When immigrants arrived in Pittsburgh, many of them brought racing pigeons with them or purchased them here and set up lofts of racers. During the early part of the 20th Century, scads of backyards had pigeon coops. There were numerous racing clubs throughout the area, with interest peaking in the sport in the 1950s. Today, there are only a handful of clubs still racing. However, the area boasts the oldest pigeon supply store in the country, Foy’s Pigeon Supplies, in Beaver Falls, which has been in business since 1883.

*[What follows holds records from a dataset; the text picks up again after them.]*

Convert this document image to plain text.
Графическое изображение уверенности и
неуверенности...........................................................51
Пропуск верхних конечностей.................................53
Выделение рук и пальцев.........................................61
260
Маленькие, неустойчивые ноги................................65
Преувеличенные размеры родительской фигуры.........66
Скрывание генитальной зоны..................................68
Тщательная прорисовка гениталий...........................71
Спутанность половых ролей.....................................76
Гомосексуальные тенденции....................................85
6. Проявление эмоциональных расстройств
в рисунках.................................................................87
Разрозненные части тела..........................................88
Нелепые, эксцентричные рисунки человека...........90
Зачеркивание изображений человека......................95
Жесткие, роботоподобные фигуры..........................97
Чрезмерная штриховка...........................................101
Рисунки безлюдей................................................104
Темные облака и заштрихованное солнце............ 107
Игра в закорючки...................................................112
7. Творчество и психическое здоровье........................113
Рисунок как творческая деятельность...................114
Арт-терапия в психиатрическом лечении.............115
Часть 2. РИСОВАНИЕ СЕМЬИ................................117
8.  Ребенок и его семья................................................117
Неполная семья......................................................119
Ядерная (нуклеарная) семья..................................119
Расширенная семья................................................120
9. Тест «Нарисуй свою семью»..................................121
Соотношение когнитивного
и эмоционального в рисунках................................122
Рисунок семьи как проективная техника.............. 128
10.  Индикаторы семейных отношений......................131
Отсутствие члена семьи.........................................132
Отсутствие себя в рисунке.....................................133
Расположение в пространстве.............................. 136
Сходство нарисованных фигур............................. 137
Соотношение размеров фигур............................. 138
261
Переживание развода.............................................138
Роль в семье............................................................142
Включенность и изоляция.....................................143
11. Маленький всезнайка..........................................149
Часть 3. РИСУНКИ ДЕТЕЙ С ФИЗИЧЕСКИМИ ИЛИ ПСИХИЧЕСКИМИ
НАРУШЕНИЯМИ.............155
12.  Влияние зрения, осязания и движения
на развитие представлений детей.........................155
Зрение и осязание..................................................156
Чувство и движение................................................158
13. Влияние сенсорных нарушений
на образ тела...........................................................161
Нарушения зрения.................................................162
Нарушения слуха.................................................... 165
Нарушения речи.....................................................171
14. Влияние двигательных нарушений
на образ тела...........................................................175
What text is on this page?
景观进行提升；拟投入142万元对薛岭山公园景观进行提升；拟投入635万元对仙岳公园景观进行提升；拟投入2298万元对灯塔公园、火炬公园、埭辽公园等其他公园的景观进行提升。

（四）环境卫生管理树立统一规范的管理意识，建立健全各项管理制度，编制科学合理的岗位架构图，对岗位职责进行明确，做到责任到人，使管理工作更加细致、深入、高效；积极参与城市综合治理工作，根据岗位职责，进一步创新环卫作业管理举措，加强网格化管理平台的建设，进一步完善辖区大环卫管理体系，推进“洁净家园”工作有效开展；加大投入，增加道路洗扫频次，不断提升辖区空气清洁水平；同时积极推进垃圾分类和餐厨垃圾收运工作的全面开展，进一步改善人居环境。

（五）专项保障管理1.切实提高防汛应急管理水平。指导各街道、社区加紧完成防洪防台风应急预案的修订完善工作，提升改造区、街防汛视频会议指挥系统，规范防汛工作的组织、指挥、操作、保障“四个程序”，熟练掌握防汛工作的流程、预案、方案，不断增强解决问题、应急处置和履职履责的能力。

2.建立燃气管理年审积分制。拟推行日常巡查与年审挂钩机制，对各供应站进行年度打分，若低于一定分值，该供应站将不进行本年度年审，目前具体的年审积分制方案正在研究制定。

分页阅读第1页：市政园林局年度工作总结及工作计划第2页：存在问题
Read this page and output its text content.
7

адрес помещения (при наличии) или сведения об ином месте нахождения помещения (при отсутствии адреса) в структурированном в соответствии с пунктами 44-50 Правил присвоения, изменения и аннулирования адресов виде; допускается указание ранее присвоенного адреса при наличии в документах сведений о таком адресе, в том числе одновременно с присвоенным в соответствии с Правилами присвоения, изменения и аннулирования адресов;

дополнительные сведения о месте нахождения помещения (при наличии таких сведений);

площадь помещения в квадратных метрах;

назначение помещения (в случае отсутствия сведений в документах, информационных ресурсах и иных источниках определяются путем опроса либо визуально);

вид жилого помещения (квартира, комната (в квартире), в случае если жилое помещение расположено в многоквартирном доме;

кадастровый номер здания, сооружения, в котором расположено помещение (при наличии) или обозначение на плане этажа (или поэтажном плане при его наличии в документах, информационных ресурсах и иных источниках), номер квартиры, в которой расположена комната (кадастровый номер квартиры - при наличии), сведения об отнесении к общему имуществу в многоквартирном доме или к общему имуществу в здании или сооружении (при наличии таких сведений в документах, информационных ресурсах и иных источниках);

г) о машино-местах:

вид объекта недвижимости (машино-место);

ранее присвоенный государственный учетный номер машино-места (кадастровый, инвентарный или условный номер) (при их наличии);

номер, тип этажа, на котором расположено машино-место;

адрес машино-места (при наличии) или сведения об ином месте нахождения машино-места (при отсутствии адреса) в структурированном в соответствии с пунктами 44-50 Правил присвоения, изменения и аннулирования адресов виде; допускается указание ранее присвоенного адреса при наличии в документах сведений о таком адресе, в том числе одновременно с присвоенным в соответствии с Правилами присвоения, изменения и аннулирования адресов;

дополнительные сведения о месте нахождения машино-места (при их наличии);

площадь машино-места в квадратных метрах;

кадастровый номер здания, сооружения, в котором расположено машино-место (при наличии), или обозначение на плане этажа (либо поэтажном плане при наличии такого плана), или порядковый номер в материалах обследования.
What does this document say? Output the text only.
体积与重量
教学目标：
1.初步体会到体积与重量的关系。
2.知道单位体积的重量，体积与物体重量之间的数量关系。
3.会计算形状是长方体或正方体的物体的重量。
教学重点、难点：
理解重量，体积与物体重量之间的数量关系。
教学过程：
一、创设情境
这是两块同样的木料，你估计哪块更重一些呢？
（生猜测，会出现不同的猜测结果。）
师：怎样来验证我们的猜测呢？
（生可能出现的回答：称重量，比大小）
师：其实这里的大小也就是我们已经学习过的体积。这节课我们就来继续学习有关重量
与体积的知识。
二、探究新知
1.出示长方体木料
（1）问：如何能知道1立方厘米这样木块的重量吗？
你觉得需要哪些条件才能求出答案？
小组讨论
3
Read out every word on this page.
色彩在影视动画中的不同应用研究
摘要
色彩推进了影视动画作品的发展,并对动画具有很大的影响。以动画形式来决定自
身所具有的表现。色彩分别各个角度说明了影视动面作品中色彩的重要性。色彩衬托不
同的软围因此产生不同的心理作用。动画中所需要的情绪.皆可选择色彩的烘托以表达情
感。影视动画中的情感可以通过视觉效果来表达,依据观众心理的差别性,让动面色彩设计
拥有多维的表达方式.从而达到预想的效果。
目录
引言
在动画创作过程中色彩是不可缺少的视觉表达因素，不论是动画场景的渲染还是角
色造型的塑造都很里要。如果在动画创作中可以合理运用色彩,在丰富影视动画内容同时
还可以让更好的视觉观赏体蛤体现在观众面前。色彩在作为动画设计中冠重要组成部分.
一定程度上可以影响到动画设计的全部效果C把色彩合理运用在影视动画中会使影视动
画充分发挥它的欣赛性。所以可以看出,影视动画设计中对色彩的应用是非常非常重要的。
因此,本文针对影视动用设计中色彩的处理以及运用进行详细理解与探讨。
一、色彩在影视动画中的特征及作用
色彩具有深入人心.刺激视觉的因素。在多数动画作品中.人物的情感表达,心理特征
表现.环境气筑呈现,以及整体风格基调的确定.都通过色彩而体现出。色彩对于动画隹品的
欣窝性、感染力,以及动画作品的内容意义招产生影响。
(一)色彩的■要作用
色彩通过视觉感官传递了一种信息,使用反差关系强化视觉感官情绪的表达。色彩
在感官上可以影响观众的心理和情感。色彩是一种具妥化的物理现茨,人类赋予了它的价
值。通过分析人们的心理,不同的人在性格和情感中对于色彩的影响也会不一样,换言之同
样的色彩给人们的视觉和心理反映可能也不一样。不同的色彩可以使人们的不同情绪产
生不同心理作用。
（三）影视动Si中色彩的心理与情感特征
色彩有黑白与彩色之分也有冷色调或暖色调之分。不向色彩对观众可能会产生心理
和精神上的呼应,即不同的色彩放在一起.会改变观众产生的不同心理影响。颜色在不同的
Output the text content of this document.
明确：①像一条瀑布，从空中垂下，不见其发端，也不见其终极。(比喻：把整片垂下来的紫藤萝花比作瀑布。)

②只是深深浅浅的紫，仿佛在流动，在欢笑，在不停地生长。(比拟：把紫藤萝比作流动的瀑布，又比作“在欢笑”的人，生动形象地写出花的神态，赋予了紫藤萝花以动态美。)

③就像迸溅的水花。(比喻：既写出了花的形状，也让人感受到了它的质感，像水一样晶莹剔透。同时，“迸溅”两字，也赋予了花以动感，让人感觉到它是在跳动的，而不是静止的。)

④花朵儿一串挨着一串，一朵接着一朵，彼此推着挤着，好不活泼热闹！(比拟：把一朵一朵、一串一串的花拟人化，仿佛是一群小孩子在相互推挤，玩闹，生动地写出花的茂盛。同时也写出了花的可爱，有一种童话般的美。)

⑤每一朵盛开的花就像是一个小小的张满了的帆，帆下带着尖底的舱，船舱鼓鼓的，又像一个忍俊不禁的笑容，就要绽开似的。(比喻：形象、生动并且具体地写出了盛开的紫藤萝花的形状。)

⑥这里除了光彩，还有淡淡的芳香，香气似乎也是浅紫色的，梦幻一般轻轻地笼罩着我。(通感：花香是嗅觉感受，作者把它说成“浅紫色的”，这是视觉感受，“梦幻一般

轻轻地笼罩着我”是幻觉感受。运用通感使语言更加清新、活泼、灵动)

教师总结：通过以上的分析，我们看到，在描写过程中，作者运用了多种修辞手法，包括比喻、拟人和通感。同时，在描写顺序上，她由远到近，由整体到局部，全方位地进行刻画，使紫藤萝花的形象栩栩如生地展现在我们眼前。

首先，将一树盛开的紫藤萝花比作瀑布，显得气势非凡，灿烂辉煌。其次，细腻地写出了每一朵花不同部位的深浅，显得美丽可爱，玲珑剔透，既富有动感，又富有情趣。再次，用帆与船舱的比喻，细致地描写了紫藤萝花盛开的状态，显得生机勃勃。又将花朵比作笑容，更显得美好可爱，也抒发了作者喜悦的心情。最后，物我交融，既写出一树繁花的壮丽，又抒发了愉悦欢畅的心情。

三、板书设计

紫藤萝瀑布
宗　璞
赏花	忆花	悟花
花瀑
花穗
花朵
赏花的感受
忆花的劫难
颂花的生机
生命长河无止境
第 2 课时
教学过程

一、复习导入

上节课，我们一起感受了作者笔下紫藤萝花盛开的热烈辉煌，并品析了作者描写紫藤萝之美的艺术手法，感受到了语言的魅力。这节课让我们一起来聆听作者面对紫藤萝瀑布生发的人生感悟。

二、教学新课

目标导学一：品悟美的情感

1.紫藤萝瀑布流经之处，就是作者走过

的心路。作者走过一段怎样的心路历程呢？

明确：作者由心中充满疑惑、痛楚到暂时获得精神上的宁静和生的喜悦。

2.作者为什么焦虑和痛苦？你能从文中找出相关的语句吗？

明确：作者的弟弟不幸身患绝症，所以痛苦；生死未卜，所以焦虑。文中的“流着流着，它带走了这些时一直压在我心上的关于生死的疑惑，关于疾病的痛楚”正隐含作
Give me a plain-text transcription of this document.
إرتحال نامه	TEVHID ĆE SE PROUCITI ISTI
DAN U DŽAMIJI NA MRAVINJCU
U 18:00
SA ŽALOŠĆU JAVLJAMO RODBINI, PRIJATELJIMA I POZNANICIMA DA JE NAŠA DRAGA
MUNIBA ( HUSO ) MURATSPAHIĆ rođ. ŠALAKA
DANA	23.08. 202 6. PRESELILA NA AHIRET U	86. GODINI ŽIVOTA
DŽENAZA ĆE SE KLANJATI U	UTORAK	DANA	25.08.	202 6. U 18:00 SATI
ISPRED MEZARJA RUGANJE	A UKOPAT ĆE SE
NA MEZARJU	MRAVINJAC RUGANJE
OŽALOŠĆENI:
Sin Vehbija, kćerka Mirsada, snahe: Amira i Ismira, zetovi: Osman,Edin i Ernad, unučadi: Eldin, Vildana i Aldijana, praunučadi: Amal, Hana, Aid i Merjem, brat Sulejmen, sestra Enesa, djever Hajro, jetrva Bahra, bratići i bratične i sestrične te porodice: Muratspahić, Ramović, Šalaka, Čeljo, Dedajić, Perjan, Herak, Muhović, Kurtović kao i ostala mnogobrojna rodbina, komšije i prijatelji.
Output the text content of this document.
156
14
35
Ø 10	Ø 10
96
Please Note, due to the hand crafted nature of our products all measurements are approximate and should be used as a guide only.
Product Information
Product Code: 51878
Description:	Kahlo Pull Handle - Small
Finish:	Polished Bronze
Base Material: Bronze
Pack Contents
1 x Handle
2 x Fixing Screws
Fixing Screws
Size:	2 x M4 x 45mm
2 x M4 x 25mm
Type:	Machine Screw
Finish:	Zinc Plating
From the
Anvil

In addition to their remarkable navigational abilities, pigeons have keen eyesight. They can see more wavelengths of light, including ultraviolet, than humans can. In 2015, CNN ran a piece on how pigeons were being trained by researchers at the University of Iowa and the University of California-Davis Medical Center to detect cancer from a tissue sample. This is what their research entailed:
For the experiment, eight birds were placed in a high-tech box in which they were shown an image a scientist would see under the microscope, along with two boxes. The slides showed relatively straightforward images of cancer cells, and cells that are not cancerous, from actual breast tissue samples. The scientists trained the birds to peck at one box if the sample was malignant, the other if it was benign. The birds trained with 144 images at different magnifications and each got a pellet when it pecked at the box with the right answer.
Over 15 training days the birds were able to tell the difference, even with images they hadn’t seen before. The pigeons showed “remarkable” success, getting the right answer 85 percent of the time. The birds did better with color images than black and white, but when the birds did a little “flocksourcing” and worked together to identify the images, their accuracy rose significantly.
While it’s doubtful that you’ll find any pigeons on staff at UPMC anytime soon, it is wise to remember that like most things in life, they are neither all good nor all bad. Whether it be for food, sport, or medical applications, even the much-maligned pigeon has a purpose.